Hi all! I’ve read a lot around online, but I’m still having trouble with something that most people probably know how to do…please help!
I want to build a cross platform game with SDL 2, but I don’t want to use Xcode / Visual Studio / etc. (and I want to avoid using the Frameworks stuff if possible) Just a plain 'ol compiler and text editor! However, I can’t even compile my game (right now just trying to open a window). The compiler can’t find the necessary SDL files. So, here’s what I’m doing:
Then I follow the instructions for Mac OS X here: http://wiki.libsdl.org/Installation#Mac_OS_X
a) I switch to the directory with the files, and make a folder named ‘build’
b) I ‘cd’ into the build folder, and run ‘CC=/where/i/cloned/SDL/build-scripts/gcc-fat.sh …/configure ; make’
It gives me this message: make: *** No targets specified and no makefile found. Stop.
c) If I drop the CC part, and just run ‘…/configure; make’, it seems to build correctly?
Here comes the tricky part. SDL seems to have built correctly… so how do I build the game? My file is in the build folder, where sdl2-config is. I try running things like: [ clang -o myGame game.c ‘sdl2-config --cflags --libs’ ] but I get this error: [ clang: error: no such file or directory: ‘sdl2-config --cflags --libs’ ]
When I just doing: [ clang -o myGame game.c ], I get this: [ fatal error: ‘SDL.h’ file not found ]
Thank you for reading, and thanks for the help. I really appreciate it!
Apparently sdl2-config can’t be found because it’s not in $PATH, which might be expected when using Frameworks (not sure, I’m not a Mac user)?
But I guess when using a Framework one shouldn’t need sdl2-config, but “just” tell the compiler what framework to link against (and maybe where it can be found if it’s not in a standard path). At least that’s my understanding of how they’re supposed to work…
OTOH, maybe the problem is using the wrong kind of quotes around the sdl2-config command: it should be backticks (`), not single quotes (’)… unfortunately, discourse fucks up the formatting of those, even in code-blocks blocks (at least in preview)…
Ye I did notice that but I was hoping he would copy and paste my example exactly.
He should be able to run sdl2-config --cflags --libs in the terminal to find the path of the header and lib.
The path should be automagically configured if you use brew install.
Just out of curiosity, I’ll uninstall sdl installed with brew, and see if this method works using what I have in the /build folder.
Oh… and @Daniel_Gibson, I guess to answer some of your previous comments… I wanted to avoid using Frameworks & Xcode. Thank you for posting the lazy foo tutorials, they are very helpful.

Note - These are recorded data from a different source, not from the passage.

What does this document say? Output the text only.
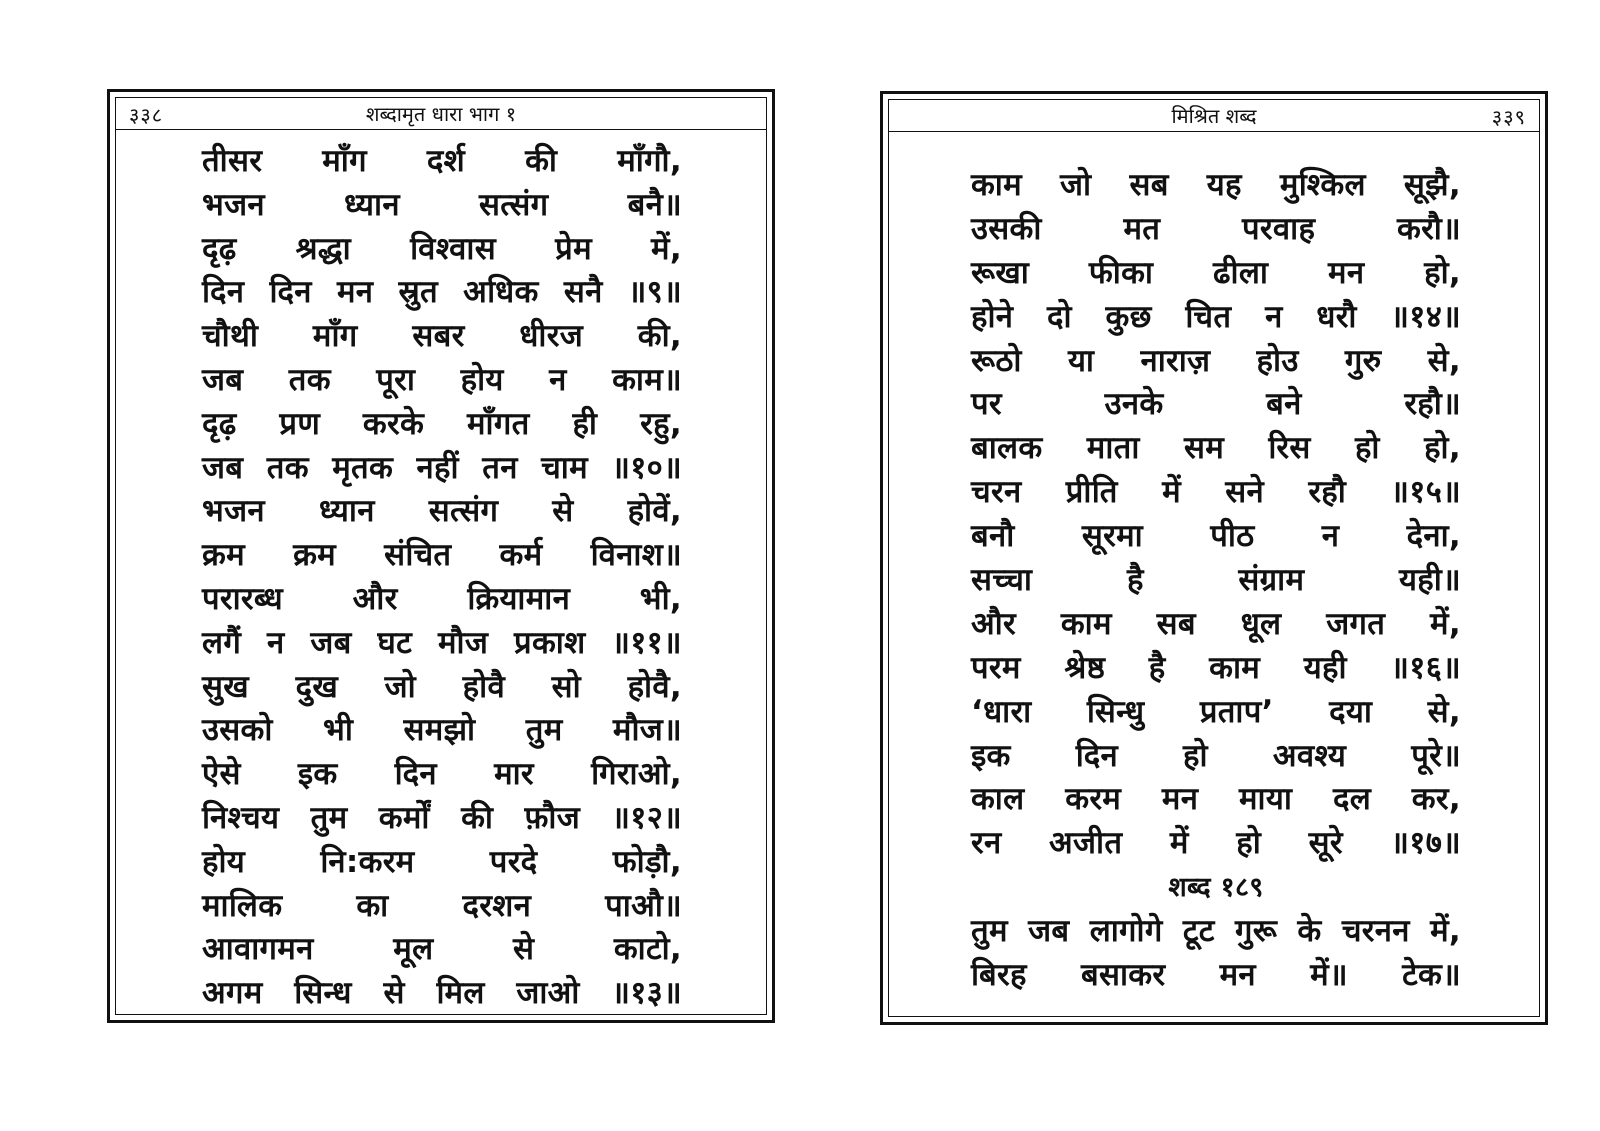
३३८	शब्दामृत धारा भाग १
तीसर माँग दर्श की माँगौ,
भजन	ध्यान	सत्संग	बनै॥
दृढ़ श्रद्धा विश्वास प्रेम में,
दिन दिन मन स्रुत अधिक सनै ॥९॥
चौथी माँग सबर धीरज की,
जब तक पूरा होय न काम॥
दृढ़ प्रण करके माँगत ही रहु,
जब तक मृतक नहीं तन चाम ॥१०॥
भजन ध्यान सत्संग से होवें,
क्रम क्रम संचित कर्म विनाश॥
परारब्ध और क्रियामान भी,
लगैं न जब घट मौज प्रकाश ॥११॥
सुख दुख जो होवै सो होवै,
उसको भी समझो तुम मौज॥
ऐसे इक दिन मार गिराओ,
निश्चय तुम कर्मों की फ़ौज ॥१२॥
होय नि:करम परदे फोड़ौ,
मालिक का दरशन पाऔ॥
आवागमन	मूल	से	काटो,
अगम सिन्ध से मिल जाओ ॥१३॥
मिश्रित शब्द	३३९
काम जो सब यह मुश्किल सूझै,
उसकी	मत	परवाह	करौ॥
रूखा फीका ढीला मन हो,
होने दो कुछ चित न धरौ ॥१४॥
रूठो या नाराज़ होउ गुरु से,
पर	उनके	बने	रहौ॥
बालक माता सम रिस हो हो,
चरन प्रीति में सने रहौ ॥१५॥
बनौ सूरमा पीठ न देना,
सच्चा	है	संग्राम	यही॥
और काम सब धूल जगत में,
परम श्रेष्ठ है काम यही ॥१६॥
‘धारा सिन्धु प्रताप’ दया से,
इक दिन हो अवश्य पूरे॥
काल करम मन माया दल कर,
रन अजीत में हो सूरे ॥१७॥
शब्द १८९
तुम जब लागोगे टूट गुरू के चरनन में,
बिरह बसाकर मन में॥ टेक॥
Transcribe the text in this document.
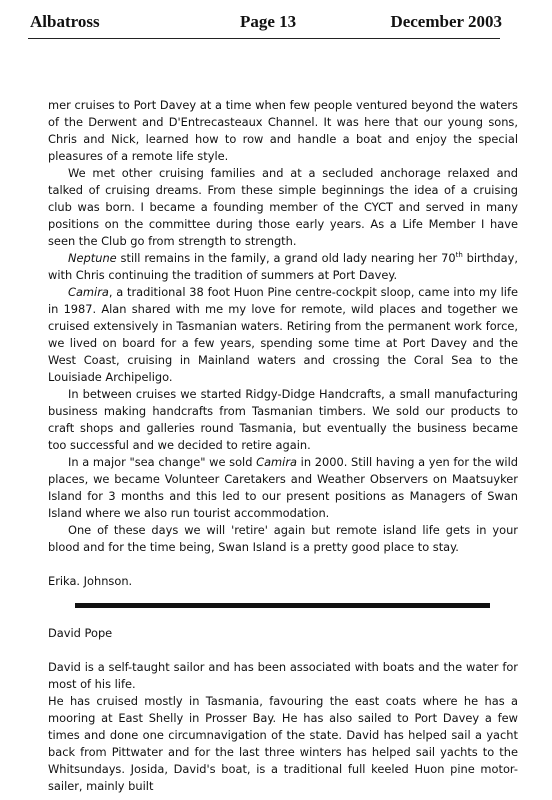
Albatross	Page 13	December 2003

mer cruises to Port Davey at a time when few people ventured beyond the waters of the Derwent and D'Entrecasteaux Channel. It was here that our young sons, Chris and Nick, learned how to row and handle a boat and enjoy the special pleasures of a remote life style.

We met other cruising families and at a secluded anchorage relaxed and talked of cruising dreams. From these simple beginnings the idea of a cruising club was born. I became a founding member of the CYCT and served in many positions on the committee during those early years. As a Life Member I have seen the Club go from strength to strength.

Neptune still remains in the family, a grand old lady nearing her 70th birthday, with Chris continuing the tradition of summers at Port Davey.

Camira, a traditional 38 foot Huon Pine centre-cockpit sloop, came into my life in 1987. Alan shared with me my love for remote, wild places and together we cruised extensively in Tasmanian waters. Retiring from the permanent work force, we lived on board for a few years, spending some time at Port Davey and the West Coast, cruising in Mainland waters and crossing the Coral Sea to the Louisiade Archipeligo.

In between cruises we started Ridgy-Didge Handcrafts, a small manufacturing business making handcrafts from Tasmanian timbers. We sold our products to craft shops and galleries round Tasmania, but eventually the business became too successful and we decided to retire again.

In a major "sea change" we sold Camira in 2000. Still having a yen for the wild places, we became Volunteer Caretakers and Weather Observers on Maatsuyker Island for 3 months and this led to our present positions as Managers of Swan Island where we also run tourist accommodation.

One of these days we will 'retire' again but remote island life gets in your blood and for the time being, Swan Island is a pretty good place to stay.

Erika. Johnson.

David Pope

David is a self-taught sailor and has been associated with boats and the water for most of his life.

He has cruised mostly in Tasmania, favouring the east coats where he has a mooring at East Shelly in Prosser Bay. He has also sailed to Port Davey a few times and done one circumnavigation of the state. David has helped sail a yacht back from Pittwater and for the last three winters has helped sail yachts to the Whitsundays. Josida, David's boat, is a traditional full keeled Huon pine motor-sailer, mainly built
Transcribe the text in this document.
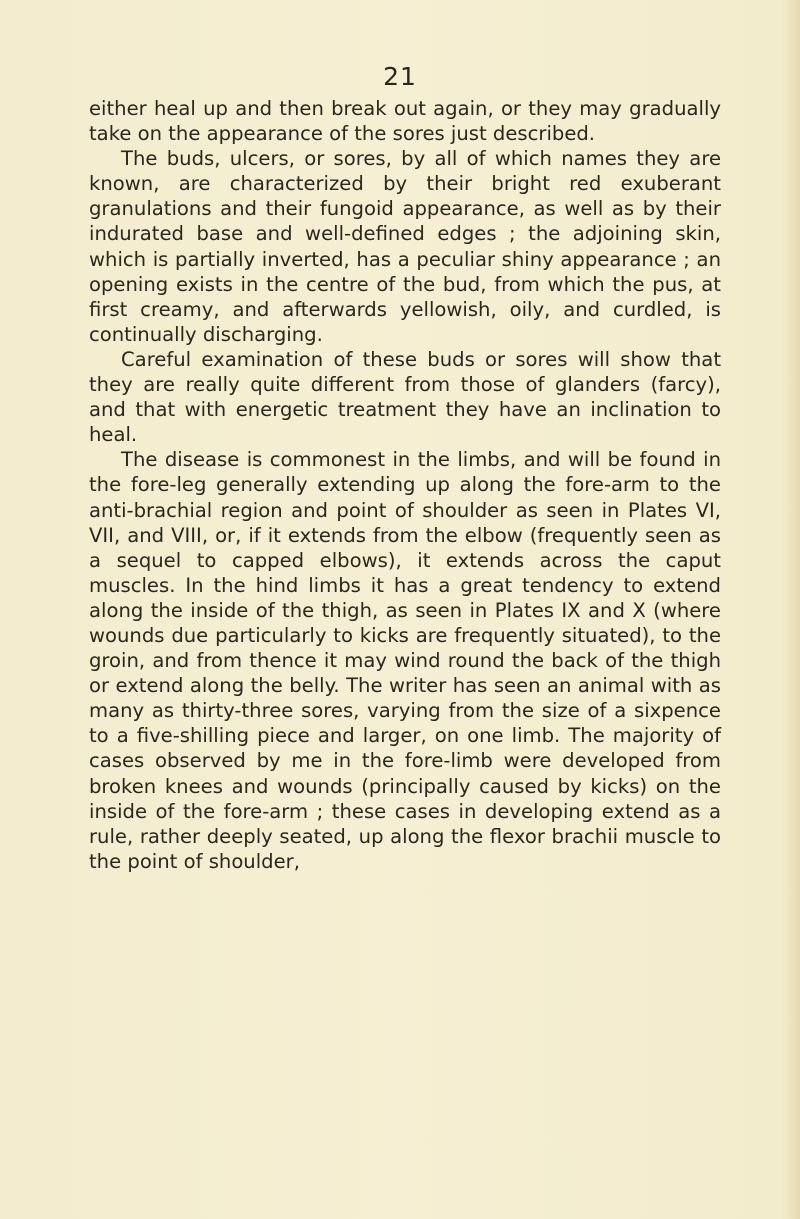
21

either heal up and then break out again, or they may gradually take on the appearance of the sores just described.

The buds, ulcers, or sores, by all of which names they are known, are characterized by their bright red exuberant granulations and their fungoid appearance, as well as by their indurated base and well-defined edges ; the adjoining skin, which is partially inverted, has a peculiar shiny appearance ; an opening exists in the centre of the bud, from which the pus, at first creamy, and afterwards yellowish, oily, and curdled, is continually discharging.

Careful examination of these buds or sores will show that they are really quite different from those of glanders (farcy), and that with energetic treatment they have an inclination to heal.

The disease is commonest in the limbs, and will be found in the fore-leg generally extending up along the fore-arm to the anti-brachial region and point of shoulder as seen in Plates VI, VII, and VIII, or, if it extends from the elbow (frequently seen as a sequel to capped elbows), it extends across the caput muscles. In the hind limbs it has a great tendency to extend along the inside of the thigh, as seen in Plates IX and X (where wounds due particularly to kicks are frequently situated), to the groin, and from thence it may wind round the back of the thigh or extend along the belly. The writer has seen an animal with as many as thirty-three sores, varying from the size of a sixpence to a five-shilling piece and larger, on one limb. The majority of cases observed by me in the fore-limb were developed from broken knees and wounds (principally caused by kicks) on the inside of the fore-arm ; these cases in developing extend as a rule, rather deeply seated, up along the flexor brachii muscle to the point of shoulder,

You can use frameworks from commandline as well, I think -F/path/to/directory lets you set a directory to look for them and -framework SDL2 tells clang to use it.
BTW, if backticks are not working in fish, in bash an alternative form is $(sdl2-config bla), maybe there is something similar in fish? I think “Command substitution” is the term you should be looking for
Thanks! I’ll try that code, and look into what’s going on with fish.
So… when attempting to compile without homebrew, it still doesn’t work. What is homebrew doing that I’m doing incorrectly? I downloaded the libs, built them, and added the /build folder (where the build for SDL is) to my path. I’ve tried executing the clang command for my file on the desktop, and within the build folder, and I’m still getting the error: ‘SDL.h’ file not found?
sdl2-config is a tool that is used to configure and determine the compiler and linker flags that should be used to compile and link programs, libraries, and plugins that use
SDL. It is also used internally by the m4 macros that are included with SDL.